The authors report the fitting of a force field for biomolecules from scratch, called Garnet, covering small molecules and proteins. Parameters are partly inferred from QM calculations and partly from experimental data. Importantly, the parametrization procedure includes benchmarking simulations of proteins against NMR data. Results are on par with state-of-the-art force fields.

Comments

• This is an impressive work. Whereas the resulting force field does not outperform existing ones, the fact that all parameters are obtained within this paper with an end-to-end procedure makes its updates straightforward. In line of principle, it should be possible to (a) add simulations of additional proteins or (b) different macromolecules and obtain a more transferable parametrization.

• Figure 2C report deviations in line with other force fields. However, their magnitude appears to be significantly larger than kBT. Can the authors comment on the expected impact of these deviations on the population of observed states?

• Some of the protein simulations (Figures 3A and 4A) display a drift which suggests they are unstable. The authors could comment about the difference in the reported metrics (same figures, additional panels) when computed using only the first or only the second half of the trajectory.

• Performance on IDPs is reported to be better than many force fields. The authors suggest this might be due to a bias in human derived force fields towards structured states. Is it possible instead that the Garnet force field is just suboptimal in preserving structured proteins and, as such, results in apparently better IDPs simulations? Or is the improvement a genuine consequence of the training procedure?

• Page 21-22: "we computed the minimum and maximum values attainable by the corresponding Karplus curve and clamped the experimentally reported coupling to this theoretically admissible interval prior to analysis." Does this suggest that the empirical coefficients are not correct? How much does this clamping affect the final result?

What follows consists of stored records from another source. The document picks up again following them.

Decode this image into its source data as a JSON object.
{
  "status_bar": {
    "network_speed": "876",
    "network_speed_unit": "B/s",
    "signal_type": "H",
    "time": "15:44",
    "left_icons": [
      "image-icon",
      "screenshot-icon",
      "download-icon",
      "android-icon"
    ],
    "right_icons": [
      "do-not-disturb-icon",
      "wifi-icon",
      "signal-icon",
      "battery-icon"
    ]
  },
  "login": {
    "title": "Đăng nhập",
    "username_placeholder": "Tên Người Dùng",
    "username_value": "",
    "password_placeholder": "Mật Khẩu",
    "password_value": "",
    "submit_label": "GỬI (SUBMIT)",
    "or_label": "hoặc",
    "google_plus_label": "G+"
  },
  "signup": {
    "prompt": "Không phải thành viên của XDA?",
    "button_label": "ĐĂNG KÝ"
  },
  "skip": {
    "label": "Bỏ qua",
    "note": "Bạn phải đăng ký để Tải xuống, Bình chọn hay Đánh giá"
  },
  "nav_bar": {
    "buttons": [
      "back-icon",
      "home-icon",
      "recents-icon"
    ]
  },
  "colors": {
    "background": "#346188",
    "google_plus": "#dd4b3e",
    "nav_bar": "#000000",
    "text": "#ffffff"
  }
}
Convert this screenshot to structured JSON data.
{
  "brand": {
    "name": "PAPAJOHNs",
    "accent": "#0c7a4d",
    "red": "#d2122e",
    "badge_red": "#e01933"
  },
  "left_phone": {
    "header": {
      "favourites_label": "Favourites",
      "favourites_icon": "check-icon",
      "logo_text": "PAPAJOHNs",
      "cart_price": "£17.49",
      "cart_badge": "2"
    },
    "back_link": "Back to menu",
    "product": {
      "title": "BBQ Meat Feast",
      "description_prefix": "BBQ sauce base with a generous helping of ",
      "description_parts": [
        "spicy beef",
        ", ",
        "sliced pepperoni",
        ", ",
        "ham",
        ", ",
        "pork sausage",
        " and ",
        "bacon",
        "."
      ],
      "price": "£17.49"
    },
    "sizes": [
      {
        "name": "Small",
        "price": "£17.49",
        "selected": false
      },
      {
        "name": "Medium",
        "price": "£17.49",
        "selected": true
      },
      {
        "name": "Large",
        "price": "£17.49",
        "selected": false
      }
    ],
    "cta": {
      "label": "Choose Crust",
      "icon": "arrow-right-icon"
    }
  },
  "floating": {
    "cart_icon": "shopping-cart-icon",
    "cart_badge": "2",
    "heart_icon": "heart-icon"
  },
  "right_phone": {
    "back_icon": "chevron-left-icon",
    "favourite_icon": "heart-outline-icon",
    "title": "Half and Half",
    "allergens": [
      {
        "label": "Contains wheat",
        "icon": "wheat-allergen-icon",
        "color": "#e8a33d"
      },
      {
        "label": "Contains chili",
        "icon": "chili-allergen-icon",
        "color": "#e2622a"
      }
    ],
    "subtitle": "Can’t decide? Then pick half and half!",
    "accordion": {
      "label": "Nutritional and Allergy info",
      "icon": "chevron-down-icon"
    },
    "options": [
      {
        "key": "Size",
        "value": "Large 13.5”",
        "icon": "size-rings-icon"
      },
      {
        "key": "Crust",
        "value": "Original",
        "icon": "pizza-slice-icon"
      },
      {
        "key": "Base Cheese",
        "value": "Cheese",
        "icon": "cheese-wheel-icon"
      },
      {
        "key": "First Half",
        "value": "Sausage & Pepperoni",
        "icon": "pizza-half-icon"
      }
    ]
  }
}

• The two densities in Fig SI 2 look quite similar. Perhaps showing them as standard histograms with discrete bins, without KDE, and with the same bin spacings, would make the figure clearer. I would also suggest avoiding the KDE, because it leads to a misleading negative tail, which is clearly a plotting artifact (absolute charges should be positive). In fact, it might even be better to show a scatter plot (similarly to Fig SI 3), either in addition to the histogram or as an alternative to it.

• Writing remarks:

  • The authors use a double exponential form to replace standard Lennard-Jones. In the paper, they refer to this as "Van Der Waals". However, the only part of the Lennard-Jones potential that represent true Van Der Waals forces is the attractive 1/r6 term. I believe it would be clearer to call the double exponential used in this paper differently.

  • I would recommend using homogeneous colors to distinguish different methods. For instance, in figure 3 Garnet is orange and AMBER is blue. In Figure 4, the colors are swapped.

Competing interests

The author declares that they have no competing interests.

Use of Artificial Intelligence (AI)

The author declares that they did not use generative AI to come up with new ideas for their review.